Associate Professor Cynthia Carson had her own self-serving rationale for blocking Bixby’s tenure. The fact that the candidate had top-tier journal articles and a book about to be published by a major university press fueled Carson’s own formidable insecurities. She’d gotten tenure two decades earlier with only a few minor publications, which would surely keep her from gaining tenure in the current academic environment. Carson had done little since being tenured, and that failure kept her from promotion to full professor. Bixby will end up outranking me, and she’ll even become chair, too. We’ve never been very friendly, so I’ll probably get the lousy committees and crummy teaching schedules. And who knows how she’ll treat me in my annual faculty evaluations. No, she can’t remain here.
At first, Full Professor Jennifer Hanson was somewhat conflicted as to how she should vote on Bixby. Part of her knew the young faculty member deserved tenure and the “job for life” that came with it, because she had actually exceeded the university’s stated tenure expectations. However, the less magnanimous part of her personality felt that Bixby cozied up to the administration, especially the institutions’ influential vice president. He acts really taken by her, and its obvious that she flirts with him. A clever little one . . . that one. Knows what buttons to push to get what she wants. I don’t think I’m imagining that she has big ambitions. So in good conscience I can’t vote for her.

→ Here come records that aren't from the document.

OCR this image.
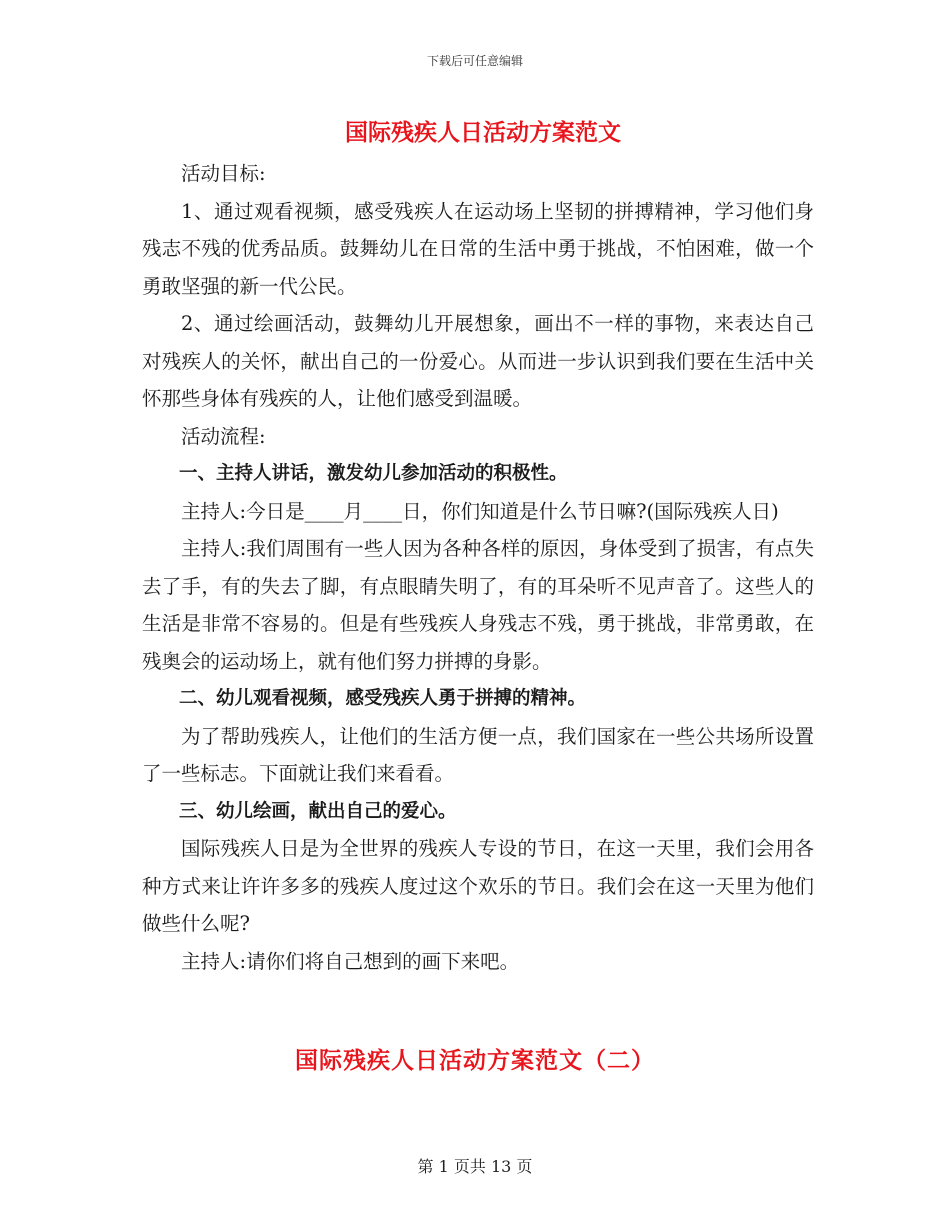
下载后可任意编辑
国际残疾人日活动方案范文

活动目标:

1、通过观看视频，感受残疾人在运动场上坚韧的拼搏精神，学习他们身残志不残的优秀品质。鼓舞幼儿在日常的生活中勇于挑战，不怕困难，做一个勇敢坚强的新一代公民。

2、通过绘画活动，鼓舞幼儿开展想象，画出不一样的事物，来表达自己对残疾人的关怀，献出自己的一份爱心。从而进一步认识到我们要在生活中关怀那些身体有残疾的人，让他们感受到温暖。

活动流程:

一、主持人讲话，激发幼儿参加活动的积极性。

主持人:今日是____月____日，你们知道是什么节日嘛?(国际残疾人日)

主持人:我们周围有一些人因为各种各样的原因，身体受到了损害，有点失去了手，有的失去了脚，有点眼睛失明了，有的耳朵听不见声音了。这些人的生活是非常不容易的。但是有些残疾人身残志不残，勇于挑战，非常勇敢，在残奥会的运动场上，就有他们努力拼搏的身影。

二、幼儿观看视频，感受残疾人勇于拼搏的精神。

为了帮助残疾人，让他们的生活方便一点，我们国家在一些公共场所设置了一些标志。下面就让我们来看看。

三、幼儿绘画，献出自己的爱心。

国际残疾人日是为全世界的残疾人专设的节日，在这一天里，我们会用各种方式来让许许多多的残疾人度过这个欢乐的节日。我们会在这一天里为他们做些什么呢?

主持人:请你们将自己想到的画下来吧。

国际残疾人日活动方案范文（二）
第 1 页共 13 页
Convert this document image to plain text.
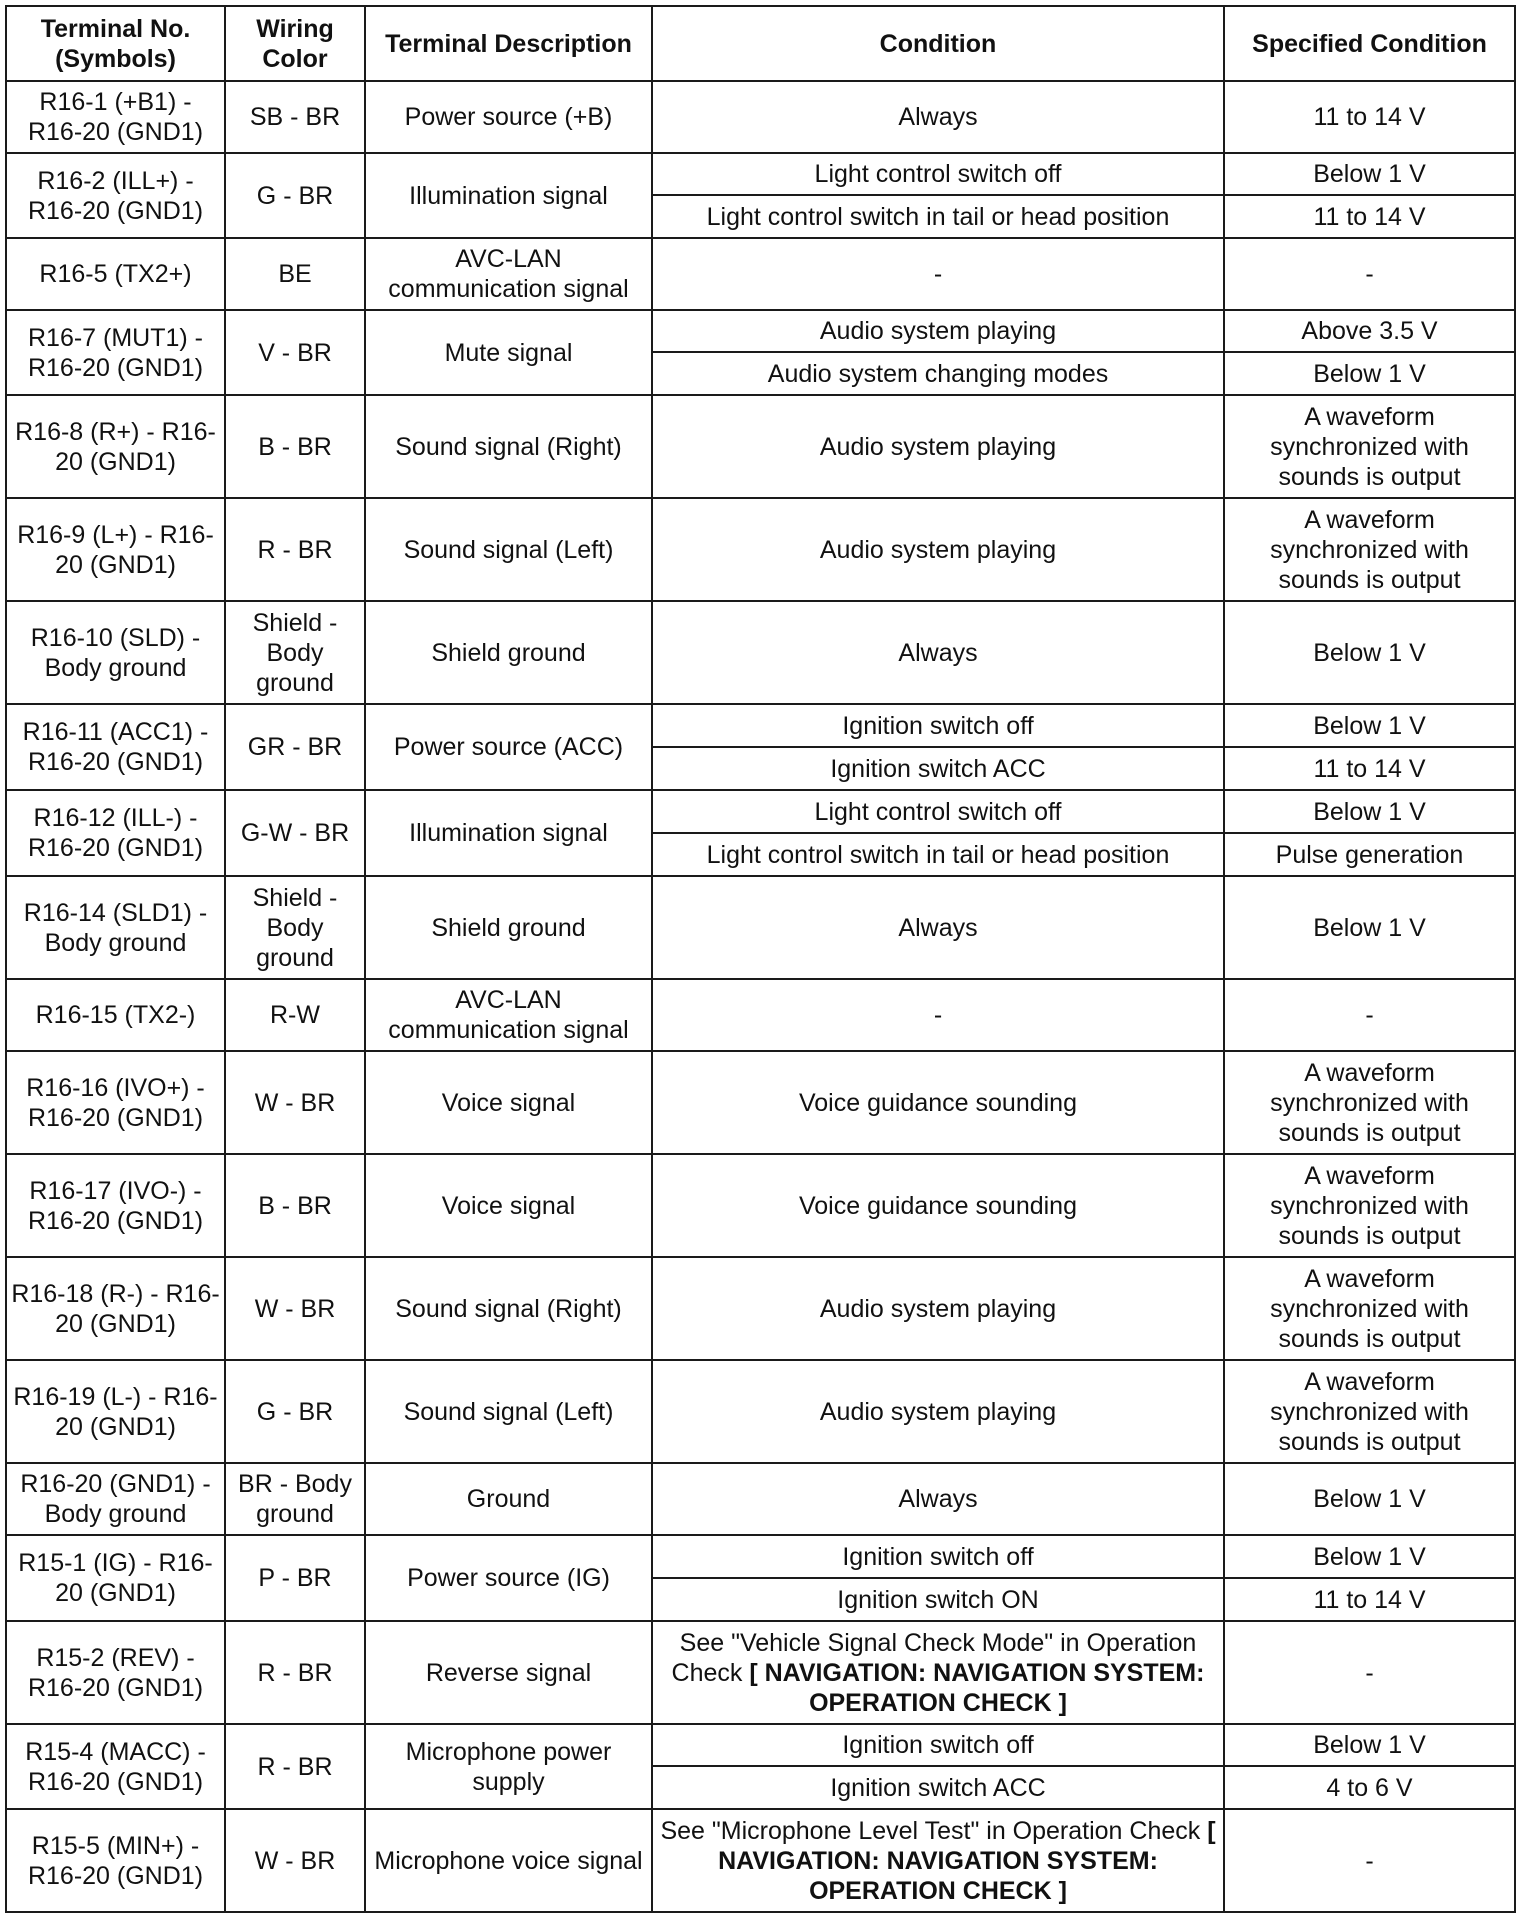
Terminal No. (Symbols)	Wiring Color	Terminal Description	Condition	Specified Condition
R16-1 (+B1) - R16-20 (GND1)	SB - BR	Power source (+B)	Always	11 to 14 V
R16-2 (ILL+) - R16-20 (GND1)	G - BR	Illumination signal	Light control switch off	Below 1 V
			Light control switch in tail or head position	11 to 14 V
R16-5 (TX2+)	BE	AVC-LAN communication signal	-	-
R16-7 (MUT1) - R16-20 (GND1)	V - BR	Mute signal	Audio system playing	Above 3.5 V
			Audio system changing modes	Below 1 V
R16-8 (R+) - R16-20 (GND1)	B - BR	Sound signal (Right)	Audio system playing	A waveform synchronized with sounds is output
R16-9 (L+) - R16-20 (GND1)	R - BR	Sound signal (Left)	Audio system playing	A waveform synchronized with sounds is output
R16-10 (SLD) - Body ground	Shield - Body ground	Shield ground	Always	Below 1 V
R16-11 (ACC1) - R16-20 (GND1)	GR - BR	Power source (ACC)	Ignition switch off	Below 1 V
			Ignition switch ACC	11 to 14 V
R16-12 (ILL-) - R16-20 (GND1)	G-W - BR	Illumination signal	Light control switch off	Below 1 V
			Light control switch in tail or head position	Pulse generation
R16-14 (SLD1) - Body ground	Shield - Body ground	Shield ground	Always	Below 1 V
R16-15 (TX2-)	R-W	AVC-LAN communication signal	-	-
R16-16 (IVO+) - R16-20 (GND1)	W - BR	Voice signal	Voice guidance sounding	A waveform synchronized with sounds is output
R16-17 (IVO-) - R16-20 (GND1)	B - BR	Voice signal	Voice guidance sounding	A waveform synchronized with sounds is output
R16-18 (R-) - R16-20 (GND1)	W - BR	Sound signal (Right)	Audio system playing	A waveform synchronized with sounds is output
R16-19 (L-) - R16-20 (GND1)	G - BR	Sound signal (Left)	Audio system playing	A waveform synchronized with sounds is output
R16-20 (GND1) - Body ground	BR - Body ground	Ground	Always	Below 1 V
R15-1 (IG) - R16-20 (GND1)	P - BR	Power source (IG)	Ignition switch off	Below 1 V
			Ignition switch ON	11 to 14 V
R15-2 (REV) - R16-20 (GND1)	R - BR	Reverse signal	See "Vehicle Signal Check Mode" in Operation Check [ NAVIGATION: NAVIGATION SYSTEM: OPERATION CHECK ]	-
R15-4 (MACC) - R16-20 (GND1)	R - BR	Microphone power supply	Ignition switch off	Below 1 V
			Ignition switch ACC	4 to 6 V
R15-5 (MIN+) - R16-20 (GND1)	W - BR	Microphone voice signal	See "Microphone Level Test" in Operation Check [ NAVIGATION: NAVIGATION SYSTEM: OPERATION CHECK ]	-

In the end, the department was unanimous in recommending denial of tenure for Roselle Bixby. When the university’s final decision came down a few months later, Bixby was upset but ultimately relieved by it. Appeal was the last thing on her mind.
I can’t imagine working with these assholes for the rest of my career anyway.
By the following academic year, Bixby had joined the faculty of the more prestigious Duke University. When she bumped into her old colleagues at a conference a few months into the semester, she told them in no uncertain terms what she thought of them.
“Well, we obviously made the right decision about her!” blustered Full Professor Wilkes.
“Yes, she clearly would have been trouble with a capital T . . . and that stands for tenure,” snickered Chairman Mayer.
“Did you see what she was wearing? Apparently, they don’t care how she struts around at Duke,” observed Full Professor Oberlin.
“She would have caused me, ur . . . us problems if we’d voted her tenure,” offered Associate Professor Carson.
“In my opinion, Bixby had an agenda that went far beyond the department,” added Full Professor Hanson.
After a brief pause, the senior faculty congratulated themselves on the wisdom of their decision.